The economic activity of residents aged 16–74 was 47.6% in full-time employment, 14.6% in part-time employment, 11.9% self-employed, 2.5% unemployed, 2.6% students with jobs, 3.4% students without jobs, 8.7% retired, 6.5% looking after home or family, 1.3% permanently sick or disabled and 0.9% economically inactive for other reasons. Primary industries of employment of residents were retail and motor trade 14.7%, finance and insurance 14.7% construction 11.7%, scientific and technical 9.5% and manufacturing 8.7%. Compared with national figures, the ward had a relatively high proportion of workers in finance and real estate. There were a relatively low proportion in agriculture, education, construction, hotels and restaurants. Of the ward's residents aged 16–74, 36.8% had a higher education qualification or the equivalent, compared with 27.4% nationwide.

==Sports and recreation==
Kings Hill Cricket Club was established in 2006 to make use of the new cricket pitch opposite the Discovery School. The club played its inaugural match against Town Malling Cricket Club in September 2006 at the historic Old County Ground, West Malling. In January 2008 the club adopted the de Havilland Mosquito aircraft as its badge in memory of the role West Malling airfield played during the Second World War as a night fighter station. The Kings Hill Ground hosted its first game, again versus Town Malling on 17 July 2010, with former English international cricketer Derek Underwood on hand to perform the opening ceremony. The junior development program did start to grow. Gaining A star cricket coaching programme.

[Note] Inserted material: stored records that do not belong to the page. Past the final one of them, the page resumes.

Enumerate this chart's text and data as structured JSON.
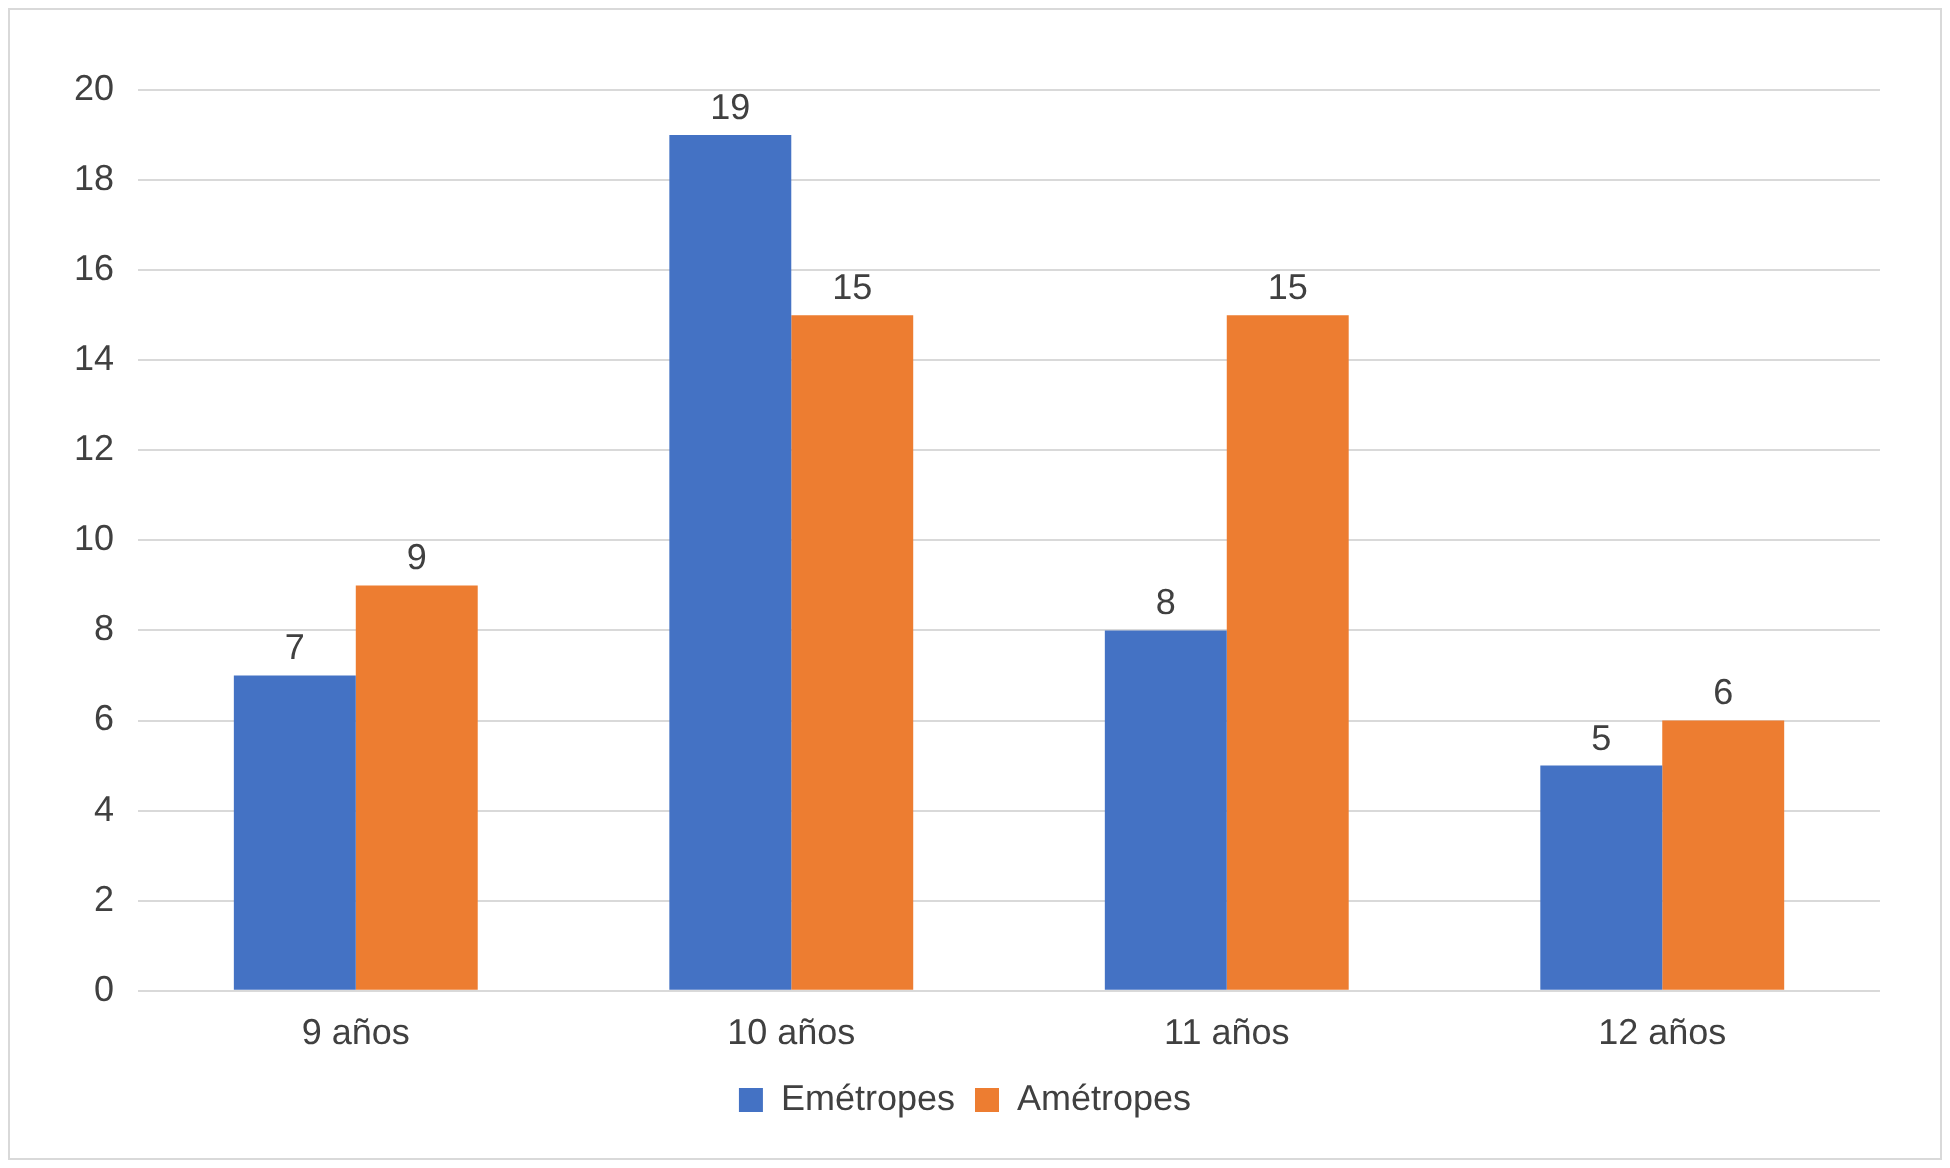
{
  "chart_data": {
    "type": "bar",
    "categories": [
      "9 años",
      "10 años",
      "11 años",
      "12 años"
    ],
    "series": [
      {
        "name": "Emétropes",
        "color": "#4472c4",
        "values": [
          7,
          19,
          8,
          5
        ]
      },
      {
        "name": "Amétropes",
        "color": "#ed7d31",
        "values": [
          9,
          15,
          15,
          6
        ]
      }
    ],
    "ylim": [
      0,
      20
    ],
    "yticks": [
      0,
      2,
      4,
      6,
      8,
      10,
      12,
      14,
      16,
      18,
      20
    ],
    "grid": "y",
    "legend": "bottom",
    "data_labels": true
  }
}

Kings Hill Football Club (KHFC) was established in 2003 to provide football for the increasing numbers of children within Kings Hill. The club has over 400 players across 32 teams of all ages from children to veterans and includes female teams. The junior and youth sections of the club feature 2 or 3 teams in each age group (Elite, Colts and Development teams) to provide the appropriate level of football for their players. The men's 1st team (established for the 2014/15 season) plays in the Kent County League; its mascot is young disabled fundraiser Tony Hudgell. The men's reserves team plays in the Maidstone & District Football League. For the 2014/15 season the club has introduced a girls Player development Centre (PDC) with the aim of providing quality coaching to girls from Kings Hill and beyond. The club now hosts "Walking Football" which allows less mobile players to continue enjoying the game. In September 2013 the club moved to a new home ground, Kings Hill Sports Park, a facility run and maintained by Kings Hill Parish Council. The park features five professionally laid, high-quality grass football pitches, a floodlit full-size Artificial turf pitch (which also hosts rugby training), and a pavilion with eight changing rooms, bar and social area. As of September 2014 76% of KHFC players reside in Kings Hill.

Kings Hill also has a golf club, founded in 1995, with a course designed by David Williams. Nearby Manor Park Country Park provides more open space and walking trails.

Kings Hill Wheelers cycling club, founded 2015. Mixed ability cycling club, social rides up to sportive distances. Meeting point at Waitrose car park two to four times a week.